Investigat- ing the Use of QPCR: An Early Detection Method for Toxic Cyano- bacterial Bloom

Garrett Aderman

Harmful algal blooms (HABs), including cyanobacterial harmful algal blooms (CHABs), are a global phenomenon. In the US, annual economic loss due to HABs was recently estimated at $82 million. Furthermore, the consensus amongst the scientific community is that the frequency and duration of CHABs in freshwater systems will increase as a result of climate change and anthropogenic nutrient enrichment. Due to the ability of some strains of CHAB genera to produce toxic compounds, larger and more sustained CHAB events will become an even greater threat to drinking water.
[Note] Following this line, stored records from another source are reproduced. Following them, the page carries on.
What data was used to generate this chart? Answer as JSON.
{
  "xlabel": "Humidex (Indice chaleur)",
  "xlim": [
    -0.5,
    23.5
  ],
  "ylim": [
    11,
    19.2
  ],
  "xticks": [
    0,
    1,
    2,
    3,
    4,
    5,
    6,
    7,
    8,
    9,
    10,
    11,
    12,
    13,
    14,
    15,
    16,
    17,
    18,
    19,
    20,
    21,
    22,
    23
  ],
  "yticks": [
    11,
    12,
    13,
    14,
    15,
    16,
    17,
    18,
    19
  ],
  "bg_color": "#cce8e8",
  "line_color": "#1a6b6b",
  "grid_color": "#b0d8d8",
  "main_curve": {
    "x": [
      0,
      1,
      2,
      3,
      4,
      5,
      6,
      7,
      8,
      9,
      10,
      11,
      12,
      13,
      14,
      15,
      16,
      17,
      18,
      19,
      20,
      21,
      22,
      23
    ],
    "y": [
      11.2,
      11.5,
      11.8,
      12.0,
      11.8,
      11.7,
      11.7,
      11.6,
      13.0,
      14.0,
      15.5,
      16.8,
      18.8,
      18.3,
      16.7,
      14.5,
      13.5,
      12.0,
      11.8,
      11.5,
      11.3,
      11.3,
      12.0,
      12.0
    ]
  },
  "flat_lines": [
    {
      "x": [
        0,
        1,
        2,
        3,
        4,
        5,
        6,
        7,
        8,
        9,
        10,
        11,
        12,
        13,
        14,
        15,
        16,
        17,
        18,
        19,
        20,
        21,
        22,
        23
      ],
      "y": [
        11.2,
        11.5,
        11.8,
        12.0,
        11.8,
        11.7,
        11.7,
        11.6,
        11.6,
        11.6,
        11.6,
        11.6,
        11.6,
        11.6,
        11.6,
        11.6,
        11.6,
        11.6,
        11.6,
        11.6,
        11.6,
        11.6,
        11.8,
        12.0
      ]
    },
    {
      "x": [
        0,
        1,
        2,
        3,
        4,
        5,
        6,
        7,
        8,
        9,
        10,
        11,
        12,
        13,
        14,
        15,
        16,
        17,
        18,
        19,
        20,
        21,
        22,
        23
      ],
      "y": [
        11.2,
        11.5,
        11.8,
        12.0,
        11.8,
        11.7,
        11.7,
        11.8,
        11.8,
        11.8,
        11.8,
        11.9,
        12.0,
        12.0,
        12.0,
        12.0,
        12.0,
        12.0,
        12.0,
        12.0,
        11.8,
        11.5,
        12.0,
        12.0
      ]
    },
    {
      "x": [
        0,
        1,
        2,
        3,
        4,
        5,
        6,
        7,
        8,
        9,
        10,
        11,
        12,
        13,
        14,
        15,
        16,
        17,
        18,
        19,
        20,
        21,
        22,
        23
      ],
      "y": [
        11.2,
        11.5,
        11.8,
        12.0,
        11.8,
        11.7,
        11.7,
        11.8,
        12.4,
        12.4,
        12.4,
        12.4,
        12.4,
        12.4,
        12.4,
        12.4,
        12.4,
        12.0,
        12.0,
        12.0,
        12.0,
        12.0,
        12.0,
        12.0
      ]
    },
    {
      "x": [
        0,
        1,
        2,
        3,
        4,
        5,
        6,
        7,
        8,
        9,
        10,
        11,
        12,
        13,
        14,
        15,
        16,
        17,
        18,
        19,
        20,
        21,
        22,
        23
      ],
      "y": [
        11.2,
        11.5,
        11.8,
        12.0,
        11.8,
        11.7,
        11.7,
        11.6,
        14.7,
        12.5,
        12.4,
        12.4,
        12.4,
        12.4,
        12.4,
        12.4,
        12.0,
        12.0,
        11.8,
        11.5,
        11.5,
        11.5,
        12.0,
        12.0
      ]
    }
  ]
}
Of all the known cyantoxoins, one of the most ubiquitous is microcystin (MCY). Humans are primarily exposed to cyantoxins through drinking water consumption and accidental ingestion of recreational water. The increasing risk presented by these toxins requires health officials and utilities to improve their ability to track the occurrence and relative toxicity. Current tracking methods do not distinguish between toxic and non-toxic strains. Biochemical techniques for analyzing the toxins are showing considerable potential as they are relatively simple to run and low cost. My goal was to develop a quantitative polymerase chain reaction (qPCR) method to measure the amount of mcyE gene in a Lake Erie drinking water and compare the levels of the mcyE to toxin produced. This is the first step to determining if the presence of mcyE of the mycrocystin synthestase gene cluster in Microcystits, Planktothrix and Anabaena cells can be used as the quantitative measurement in an early detection warning system for recreational and drinking waters.